Seriously, while I am working on the one hand with the hole in the metaphysical universe, the underlying feeling of loss of femininity, I am conversely SOO enjoying the lightness, the freedom of not having to deal with it!

There are multiple layers to deal with to every single aspect of this journey. Some of them are positive, some of them are not. Regardless - on I go on my continuing journey to thriving post cancer, post bi-lateral mastectomy.

I wrote that on purpose. Sometimes it is hard to think about "bi-lateral mastectomy." Oh, I know full well what it means and what it is. Mostly I am okay with it. It means I have increased my odds of staying alive and healthy on the planet. It just also means I have to deal with a completely different body image than I ever expected to.

I don't mean that to sound like a complaint, and I hope it doesn't. It is not meant as one, rather it is an observation of my life now.

It is what it is and I don't mind that I have to deal with it. Why not me? I would certainly prefer to take it on my own shoulders than to have someone else take it, whether someone I love or even someone I don't love. I have it. The strength, the ability to walk through it. God has blessed me.

Cancer does have blessings it brings.

Monday, October 10, 2011

I love Costco

I have finished with the main larger area of radiation. Today I had the first of 6 "boost" radiation exposures which target the incision line specifically.

So good news - the radiation is almost done with (YAY!), the area radiated is smaller, and MOST of it is now behind me.

The not so good news - I broke out in blisters yesterday. Not huge, gigantic blisters, not 100s of blisters, not excruciatingly painful blisters. Blisters, nonetheless.

Fortunately, sweet friend Nell had given me some Mepilex (?) adhesive bandage things. It is Mepilex, I just checked. I wanted to call it Mylar, which I KNOW it is not!

Anyway, it kind of cushions the blisters and should they burst will absorb the liquid and thereby prevent my skin from getting all torn up and painful.

My chest is red and I can feel the heat pouring off of it when I touch it although what it feels like mostly is simply a stinging for the most part. I have areas where it feels stiff inside, if that makes sense to anyone.

I guess the best way I can describe it is this: think of beef jerky. You start with meat that is hydrated and flexible, as was my chest. After time in the smoker or dehydrator, or in my case - after some time of radiation, the product is considerably dryer, still warm from the "oven" and is not so flexible any more. Thus, it feels as if when I raise my arms straight above my head, which I need to do in order to continue to be able to lift them above my head, it is as if the muscles are in need of stretching. Which, of course, is exactly the case. Not because I have not moved my muscles and they have atrophied, but because they have been sort of cooked and are thus stiff and a little tight.

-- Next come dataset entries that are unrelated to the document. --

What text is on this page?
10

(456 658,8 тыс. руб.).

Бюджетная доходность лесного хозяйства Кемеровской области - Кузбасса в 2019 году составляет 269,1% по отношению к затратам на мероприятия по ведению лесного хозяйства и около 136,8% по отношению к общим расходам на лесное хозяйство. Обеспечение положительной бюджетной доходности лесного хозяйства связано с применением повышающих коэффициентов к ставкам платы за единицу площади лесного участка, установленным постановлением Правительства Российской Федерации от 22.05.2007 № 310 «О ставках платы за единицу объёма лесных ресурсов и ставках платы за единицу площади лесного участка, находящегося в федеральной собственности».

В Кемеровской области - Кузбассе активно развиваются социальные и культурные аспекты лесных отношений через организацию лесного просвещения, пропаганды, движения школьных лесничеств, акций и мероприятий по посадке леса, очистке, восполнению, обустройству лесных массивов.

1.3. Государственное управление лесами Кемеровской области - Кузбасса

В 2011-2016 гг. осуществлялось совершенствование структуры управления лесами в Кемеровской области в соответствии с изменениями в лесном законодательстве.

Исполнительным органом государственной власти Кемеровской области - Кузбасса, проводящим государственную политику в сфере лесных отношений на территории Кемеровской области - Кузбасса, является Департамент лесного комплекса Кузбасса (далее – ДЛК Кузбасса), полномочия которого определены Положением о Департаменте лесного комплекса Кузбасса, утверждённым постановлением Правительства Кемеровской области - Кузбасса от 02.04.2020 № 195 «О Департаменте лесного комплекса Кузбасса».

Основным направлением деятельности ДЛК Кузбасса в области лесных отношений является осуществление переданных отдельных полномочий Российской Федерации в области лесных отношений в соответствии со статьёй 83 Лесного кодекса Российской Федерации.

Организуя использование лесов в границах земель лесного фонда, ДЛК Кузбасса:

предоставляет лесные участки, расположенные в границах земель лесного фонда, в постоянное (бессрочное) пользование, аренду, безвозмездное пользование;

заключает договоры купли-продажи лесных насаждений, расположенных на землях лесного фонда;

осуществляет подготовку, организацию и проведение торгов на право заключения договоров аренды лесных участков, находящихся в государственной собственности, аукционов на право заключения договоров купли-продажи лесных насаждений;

Kind of a gross analogy, but rather accurate.

I generally am feeling quite well. I run out of energy by the end of the day but I have energy in the first place so that is a grand and glorious thing altogether!

My spirits are excellent - Thank you Lord!! I am getting ready to start taking an aromatase inhibitor once I am through with radiation. That would be a hormone regimen to combat a recurrence of my cancer.

Can't say as I am really excited about that but the whole staying alive and healthy thing definitely appeals to me!

When my Dr. told me about the drug he advised me it would cost probably $200 to $300 a month. I checked at my pharmacy of choice. The Doctor's sweet wife works there and she told me she had sent out price comparison requests on a variety of drugs. Yes, at some pharmacies in town two to three HUNDRED is the monthly rate. At my pharmacy of choice it will cost me twenty dollars and some odd cents.

I love Costco.

By the way, if you don't know, one does NOT have to be a Costco member to use their pharmacy. You just tell them at the front when they ask for your member card that you are going to the pharmacy.